Gli arredi sono in legno, con un grande lampadario centrale e una scala che conduce al piano superiore dove sono disposti gli spogliatoi, stanzette dotate di chiave che l'ospite, tramite il cerchietto di ferro al quale è agganciata, si infila al polso e tiene con sé.
Sono stata accolta con un sorriso in cui si raccoglie tutta la sapiente ospitalità dei turchi. Il rituale di preparazione consiste nell'indossare buffi zoccoletti chiamati takunya.
Il corpo si è steso nella grande pietra centrale, in attesa di insaponature e massaggi. E mi sono goduta il mio hamam.
Ma, dopo le prime volte negli hamam, preferisco optare solo per la sosta in mezzo ai vapori, con il calore che mi circonda il collo, le braccia, le gambe, fino a raggiungere la cupola di pietra antica dalle cui finestrelle di vetro fa capolino un pezzo di cielo. Niente massaggi, o saponi. Solo la sospensione del fare.
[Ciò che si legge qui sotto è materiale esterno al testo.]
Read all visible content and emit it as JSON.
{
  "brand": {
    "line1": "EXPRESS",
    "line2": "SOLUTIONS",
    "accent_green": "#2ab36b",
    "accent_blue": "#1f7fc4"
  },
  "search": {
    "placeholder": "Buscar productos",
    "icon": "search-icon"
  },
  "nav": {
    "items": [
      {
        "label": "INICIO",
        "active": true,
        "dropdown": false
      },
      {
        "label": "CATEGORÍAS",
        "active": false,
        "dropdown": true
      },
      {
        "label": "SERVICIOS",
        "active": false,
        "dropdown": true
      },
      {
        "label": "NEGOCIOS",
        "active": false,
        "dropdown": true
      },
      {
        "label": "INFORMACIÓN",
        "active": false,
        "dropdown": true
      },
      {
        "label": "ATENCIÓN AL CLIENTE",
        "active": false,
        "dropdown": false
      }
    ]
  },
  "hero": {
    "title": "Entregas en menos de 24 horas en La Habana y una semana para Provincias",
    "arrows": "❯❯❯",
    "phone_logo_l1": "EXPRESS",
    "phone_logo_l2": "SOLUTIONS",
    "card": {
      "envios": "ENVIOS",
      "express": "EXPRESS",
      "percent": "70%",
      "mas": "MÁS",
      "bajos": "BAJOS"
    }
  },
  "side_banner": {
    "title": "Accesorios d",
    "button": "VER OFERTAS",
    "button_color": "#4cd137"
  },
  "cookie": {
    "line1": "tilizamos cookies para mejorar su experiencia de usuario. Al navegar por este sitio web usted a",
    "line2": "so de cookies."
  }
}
Se per caso la permanenza in questo ozio dolcissimo coincide con il richiamo del muezzin, allora la pietra diventa un tappeto magico in volo verso le stelle.
Certo, un hamam misto, come quello di Süleymaniye non è un vero hamam. E' come se la modernità volesse intrufolarsi in tradizioni che non le appartengono, violetandone la natura profonda.
Preferisco andare negli altri hamam della città, per questo. Ma ci torno, comunque, perchè adoro la sua pietra particolarmente bollente.
E adoro perdermi nelle anse del tempo.
Sono diventata un'assidua frequentatrice degli hamam. Ci vado da sola, o con le mie amiche turche.
Galleggio, così. Senza pelle, senza pensieri, senza colori. Il corpo perde materia mentre il silenzio si fa quasi solido, in una sorta di inversione che confonde gli stati ordinari.
Negli hamam, mi godo il silenzio.
Oppure chiacchiero, pigramente, con la confidenza tipica di questi luoghi.
Di sicuro, non penso più.
E, una volta fuori, quando torno nel caos del mondo, mi porto dietro i sapienti torpori che gesti antichi incastrati nel tempo non ci hanno fatto dimenticare.